Q: Do you use any of the skills or perspectives gained doing research in your current occupation? How so?

A: As a graduate student, the work I do now is not directly related to the subject I worked on as an undergraduate. The lessons of finding a project that is fun and interesting have helped me throughout my studies. Collaborating in a group of highly intelligent and motivated individuals pushed me to understand all the different aspects of my work so I could successfully outline the benefits and address potential weaknesses.


Q: Many undergraduate researchers are making decisions about what to do after they graduate from KU. Having been in those shoes, what do you know now that you wish you’d known then? Do you have any advice?

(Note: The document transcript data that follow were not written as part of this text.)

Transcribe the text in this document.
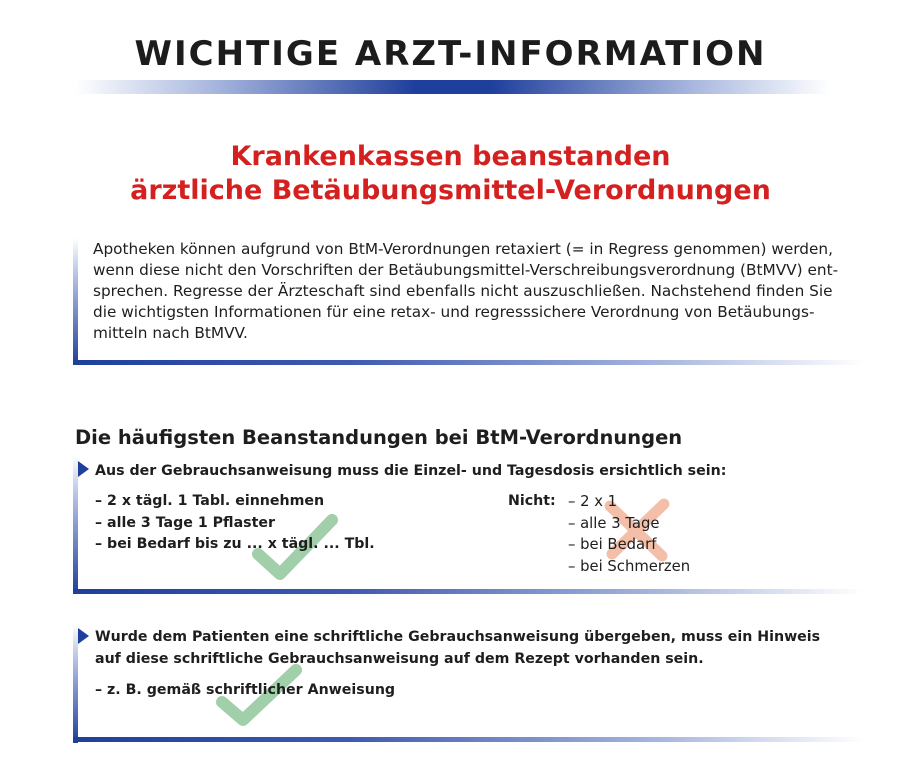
WICHTIGE ARZT-INFORMATION
Krankenkassen beanstanden
ärztliche Betäubungsmittel-Verordnungen
Apotheken können aufgrund von BtM-Verordnungen retaxiert (= in Regress genommen) werden, wenn diese nicht den Vorschriften der Betäubungsmittel-Verschreibungsverordnung (BtMVV) entsprechen. Regresse der Ärzteschaft sind ebenfalls nicht auszuschließen. Nachstehend finden Sie die wichtigsten Informationen für eine retax- und regresssichere Verordnung von Betäubungsmitteln nach BtMVV.
Die häufigsten Beanstandungen bei BtM-Verordnungen
Aus der Gebrauchsanweisung muss die Einzel- und Tagesdosis ersichtlich sein:
– 2 x tägl. 1 Tabl. einnehmen
– alle 3 Tage 1 Pflaster
– bei Bedarf bis zu ... x tägl. ... Tbl.
Nicht: – 2 x 1
– alle 3 Tage
– bei Bedarf
– bei Schmerzen
Wurde dem Patienten eine schriftliche Gebrauchsanweisung übergeben, muss ein Hinweis
auf diese schriftliche Gebrauchsanweisung auf dem Rezept vorhanden sein.
– z. B. gemäß schriftlicher Anweisung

A: Use undergraduate research as a way to explore a potential field that you are interested in, especially if classes are not offered in that area or you want to delve further. Are you naturally curious and always asking questions? If so, graduate school and potentially a PhD would be a good path to follow. Also, take chances on an opportunity that is outside of your comfort zone in your career or in your personal life. When determining your career plan, whether that is applying for jobs or dealing with graduate school admissions, be honest and tell your actual feelings, not just want you think the individual wants to hear, because that person then has the opportunity to help you meet your goals. No matter what you do, be confident in your accomplishments and knowledge you've obtain, but also acknowledge what you do not know. If you find an area that you are not familiar with, but find fascinating, ask people how they got started in the field or for an introduction. It's okay to not know everything on the first day, whether it's in a job or in graduate school. Just be eager to learn and try your best.